The U.S. Department of Justice will no longer “pile on” enforcement penalties against white-collar offenders in an effort to avoid what Deputy Attorney General Rod Rosenstein called “unfair duplicative penalties” in remarks delivered Wednesday morning.

Rosenstein, whose speech kicked off the New York City Bar Association's annual white-collar crime institute, pitched the policy change as a way of streamlining enforcement across agencies, while addressing fairness concerns he said were coming from within the DOJ itself.

“Our prosecutors and civil enforcement attorneys prize the department's reputation for fairness,” Rosenstein said. “They understand the importance of protecting our brand. They asked for support in coordinating internally and with other agencies to achieve reasonable and proportionate outcomes in major corporate investigations.”

The deputy AG said companies are deprived of the benefits of certainty and finality when faced by a multi-agency “pile-on” investigation. Innocent employees, customers and investors who want to resolve the issue and move on needed to be considered. And the department needed to weigh resources being devoted to “an old scheme” versus “fighting a new one.”

“This is another step towards greater transparency and consistency in corporate enforcement,” Rosenstein said. “To reduce white-collar crime, we need to encourage companies to report suspected wrongdoing to law enforcement and to resolve liability expeditiously.”

Rosenstein noted that, on principle, companies should not have the threat of prosecution hung over their heads solely to persuade them to settle for big amounts in civil cases.

The new department policy, then, will mean greater coordination inside the department to “achieve an overall equitable result” for companies being investigated. This may include the crediting of financial penalties, and other “means of avoiding disproportionate punishment.”

The department will also seek to coordinate with other federal partners, as well as state, local and foreign authorities, when seeking to resolve a case with a company for the same misconduct.

Prosecutors will be directed to weigh a series of factors, including the seriousness of the wrongdoing, statutory penalty mandates, the risk of delay in bringing closure, and how well a company behaved in the process.

Rosenstein pointedly noted that “cooperating with a different agency or a foreign government is not a substitute for cooperating” with the DOJ, and the department “will not look kindly” should companies come to the DOJ only after having failed to play the various actors for a better deal elsewhere.
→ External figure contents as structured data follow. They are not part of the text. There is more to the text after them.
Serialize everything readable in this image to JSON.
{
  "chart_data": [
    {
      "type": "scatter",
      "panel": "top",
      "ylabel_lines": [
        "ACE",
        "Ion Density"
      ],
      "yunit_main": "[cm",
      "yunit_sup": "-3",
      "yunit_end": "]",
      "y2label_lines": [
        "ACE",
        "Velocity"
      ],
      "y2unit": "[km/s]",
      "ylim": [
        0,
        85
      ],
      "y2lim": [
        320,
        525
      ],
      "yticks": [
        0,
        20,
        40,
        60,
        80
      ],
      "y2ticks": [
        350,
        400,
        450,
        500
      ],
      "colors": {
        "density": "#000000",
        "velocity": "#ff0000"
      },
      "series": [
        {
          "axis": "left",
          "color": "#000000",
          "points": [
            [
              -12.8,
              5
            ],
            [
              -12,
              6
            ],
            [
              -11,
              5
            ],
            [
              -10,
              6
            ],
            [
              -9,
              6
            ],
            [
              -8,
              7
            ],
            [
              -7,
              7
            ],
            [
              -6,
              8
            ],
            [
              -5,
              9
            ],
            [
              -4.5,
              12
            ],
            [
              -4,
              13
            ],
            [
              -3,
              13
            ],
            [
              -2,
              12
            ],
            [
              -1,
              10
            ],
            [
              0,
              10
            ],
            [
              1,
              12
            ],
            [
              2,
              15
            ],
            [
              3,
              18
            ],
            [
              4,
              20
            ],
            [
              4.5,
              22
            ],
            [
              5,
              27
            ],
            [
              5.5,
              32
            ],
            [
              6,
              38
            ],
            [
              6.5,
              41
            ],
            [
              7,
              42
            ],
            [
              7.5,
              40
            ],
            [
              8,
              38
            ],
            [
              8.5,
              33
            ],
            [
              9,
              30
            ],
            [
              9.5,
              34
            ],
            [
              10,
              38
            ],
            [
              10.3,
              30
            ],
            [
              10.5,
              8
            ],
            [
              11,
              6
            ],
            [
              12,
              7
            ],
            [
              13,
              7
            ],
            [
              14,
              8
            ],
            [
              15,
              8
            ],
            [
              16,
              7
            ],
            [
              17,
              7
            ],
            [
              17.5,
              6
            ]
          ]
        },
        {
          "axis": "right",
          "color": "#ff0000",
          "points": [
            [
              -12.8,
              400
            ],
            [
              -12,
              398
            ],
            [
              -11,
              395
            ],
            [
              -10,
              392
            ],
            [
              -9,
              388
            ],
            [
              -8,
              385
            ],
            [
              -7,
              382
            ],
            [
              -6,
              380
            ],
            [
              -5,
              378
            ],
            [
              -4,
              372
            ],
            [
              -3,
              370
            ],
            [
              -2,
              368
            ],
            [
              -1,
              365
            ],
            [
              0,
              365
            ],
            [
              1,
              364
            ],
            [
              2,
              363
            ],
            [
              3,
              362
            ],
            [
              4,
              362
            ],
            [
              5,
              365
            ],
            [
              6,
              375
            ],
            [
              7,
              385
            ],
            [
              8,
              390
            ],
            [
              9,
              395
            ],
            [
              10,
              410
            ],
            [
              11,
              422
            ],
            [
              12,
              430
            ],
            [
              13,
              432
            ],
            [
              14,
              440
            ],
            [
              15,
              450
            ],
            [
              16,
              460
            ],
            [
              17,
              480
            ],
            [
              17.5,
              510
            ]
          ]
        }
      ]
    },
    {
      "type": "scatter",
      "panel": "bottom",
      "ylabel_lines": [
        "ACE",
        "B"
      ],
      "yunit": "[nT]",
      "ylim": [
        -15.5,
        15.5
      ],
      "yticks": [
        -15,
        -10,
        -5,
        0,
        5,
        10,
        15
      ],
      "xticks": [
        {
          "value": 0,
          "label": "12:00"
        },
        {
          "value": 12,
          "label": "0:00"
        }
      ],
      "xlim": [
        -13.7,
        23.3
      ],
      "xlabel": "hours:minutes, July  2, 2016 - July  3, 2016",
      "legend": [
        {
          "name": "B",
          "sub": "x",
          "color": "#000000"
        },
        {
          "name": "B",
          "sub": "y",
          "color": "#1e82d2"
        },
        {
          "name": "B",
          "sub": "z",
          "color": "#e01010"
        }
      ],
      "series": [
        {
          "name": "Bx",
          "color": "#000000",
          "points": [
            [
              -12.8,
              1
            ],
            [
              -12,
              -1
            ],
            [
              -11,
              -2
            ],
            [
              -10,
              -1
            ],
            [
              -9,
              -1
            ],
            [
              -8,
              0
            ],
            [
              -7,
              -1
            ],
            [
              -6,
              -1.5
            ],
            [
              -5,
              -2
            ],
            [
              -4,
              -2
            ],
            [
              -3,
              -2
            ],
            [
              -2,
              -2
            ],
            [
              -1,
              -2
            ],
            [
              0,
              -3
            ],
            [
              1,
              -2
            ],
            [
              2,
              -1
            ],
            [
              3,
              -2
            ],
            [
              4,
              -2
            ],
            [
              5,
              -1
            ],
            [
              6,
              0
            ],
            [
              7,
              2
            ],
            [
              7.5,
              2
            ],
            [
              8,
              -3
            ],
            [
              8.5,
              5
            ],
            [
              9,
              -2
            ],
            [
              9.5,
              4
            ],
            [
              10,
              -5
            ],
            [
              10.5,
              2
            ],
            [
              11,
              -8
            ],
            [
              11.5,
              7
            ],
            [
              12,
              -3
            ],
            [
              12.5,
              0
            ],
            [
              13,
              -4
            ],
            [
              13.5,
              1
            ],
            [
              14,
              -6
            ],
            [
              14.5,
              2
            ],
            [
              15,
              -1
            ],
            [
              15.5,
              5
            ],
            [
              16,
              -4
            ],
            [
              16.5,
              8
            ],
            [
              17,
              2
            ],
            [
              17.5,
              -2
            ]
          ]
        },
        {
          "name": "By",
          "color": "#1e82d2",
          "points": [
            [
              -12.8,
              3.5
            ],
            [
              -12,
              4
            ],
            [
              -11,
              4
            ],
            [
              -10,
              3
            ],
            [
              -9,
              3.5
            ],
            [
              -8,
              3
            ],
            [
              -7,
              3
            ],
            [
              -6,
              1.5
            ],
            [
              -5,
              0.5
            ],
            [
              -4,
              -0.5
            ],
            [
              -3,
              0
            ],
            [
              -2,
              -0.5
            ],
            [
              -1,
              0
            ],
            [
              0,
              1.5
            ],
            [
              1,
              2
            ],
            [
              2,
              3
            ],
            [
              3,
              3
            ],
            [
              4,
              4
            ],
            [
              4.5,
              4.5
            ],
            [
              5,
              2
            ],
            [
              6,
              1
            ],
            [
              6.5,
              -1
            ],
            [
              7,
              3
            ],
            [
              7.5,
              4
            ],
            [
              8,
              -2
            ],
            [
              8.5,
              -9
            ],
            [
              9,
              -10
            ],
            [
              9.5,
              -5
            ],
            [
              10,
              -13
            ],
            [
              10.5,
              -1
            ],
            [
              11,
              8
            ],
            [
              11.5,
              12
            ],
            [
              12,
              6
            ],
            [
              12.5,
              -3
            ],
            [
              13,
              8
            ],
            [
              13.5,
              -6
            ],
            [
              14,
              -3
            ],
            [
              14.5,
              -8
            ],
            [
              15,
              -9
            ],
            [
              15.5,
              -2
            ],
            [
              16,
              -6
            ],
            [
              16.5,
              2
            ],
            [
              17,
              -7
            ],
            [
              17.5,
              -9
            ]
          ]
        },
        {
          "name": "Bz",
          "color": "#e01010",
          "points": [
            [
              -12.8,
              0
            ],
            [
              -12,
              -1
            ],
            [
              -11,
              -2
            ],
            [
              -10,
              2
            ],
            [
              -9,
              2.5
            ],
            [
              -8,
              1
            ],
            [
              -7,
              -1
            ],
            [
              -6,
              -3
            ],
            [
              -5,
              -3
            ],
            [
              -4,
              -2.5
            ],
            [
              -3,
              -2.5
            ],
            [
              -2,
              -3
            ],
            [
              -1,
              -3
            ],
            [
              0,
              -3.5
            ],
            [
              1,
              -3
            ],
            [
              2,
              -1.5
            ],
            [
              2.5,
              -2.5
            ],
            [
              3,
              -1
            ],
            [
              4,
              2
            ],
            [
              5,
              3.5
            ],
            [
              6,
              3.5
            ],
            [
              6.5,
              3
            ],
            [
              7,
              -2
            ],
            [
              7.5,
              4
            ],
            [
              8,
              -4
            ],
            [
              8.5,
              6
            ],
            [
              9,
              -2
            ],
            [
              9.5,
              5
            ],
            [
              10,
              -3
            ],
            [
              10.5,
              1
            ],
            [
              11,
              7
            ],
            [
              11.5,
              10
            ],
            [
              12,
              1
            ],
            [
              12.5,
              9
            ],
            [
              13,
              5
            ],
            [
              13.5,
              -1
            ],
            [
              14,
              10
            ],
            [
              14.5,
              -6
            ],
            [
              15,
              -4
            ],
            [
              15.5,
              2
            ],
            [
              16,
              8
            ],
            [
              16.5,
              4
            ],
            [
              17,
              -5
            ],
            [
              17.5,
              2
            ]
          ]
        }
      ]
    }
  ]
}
In the end, Rosenstein said the goal is deterrence, which means keeping the focus on individuals, rather than simply punishing companies as harshly as possible. The hope is that this focus will incentivize companies into cooperating early and often when these kinds of actions arise.

“Corporate settlements do not necessarily directly deter individual wrongdoers,” Rosenstein said. “They may do so indirectly, by incentivizing companies to develop and enforce internal compliance programs. But at the level of each individual decision-maker, the deterrent effect of a potential corporate penalty is muted and diffused. Our goal in every case should be to make the next violation less likely to occur by punishing individual wrongdoers.”

Rosenstein noted that some skeptics may wonder how good a policy that was only internal to the department and not, as he acknowledged, enforceable in court is really going to be. Based on his years of experience, he said the policies do have an impact on the discretion prosecutors take in their cases.

“We don't want to limit the discretion of the Department of Justice. What we want to do is channel and guide it, and make sure that all of our employees are following the same general guidelines,” the deputy AG said.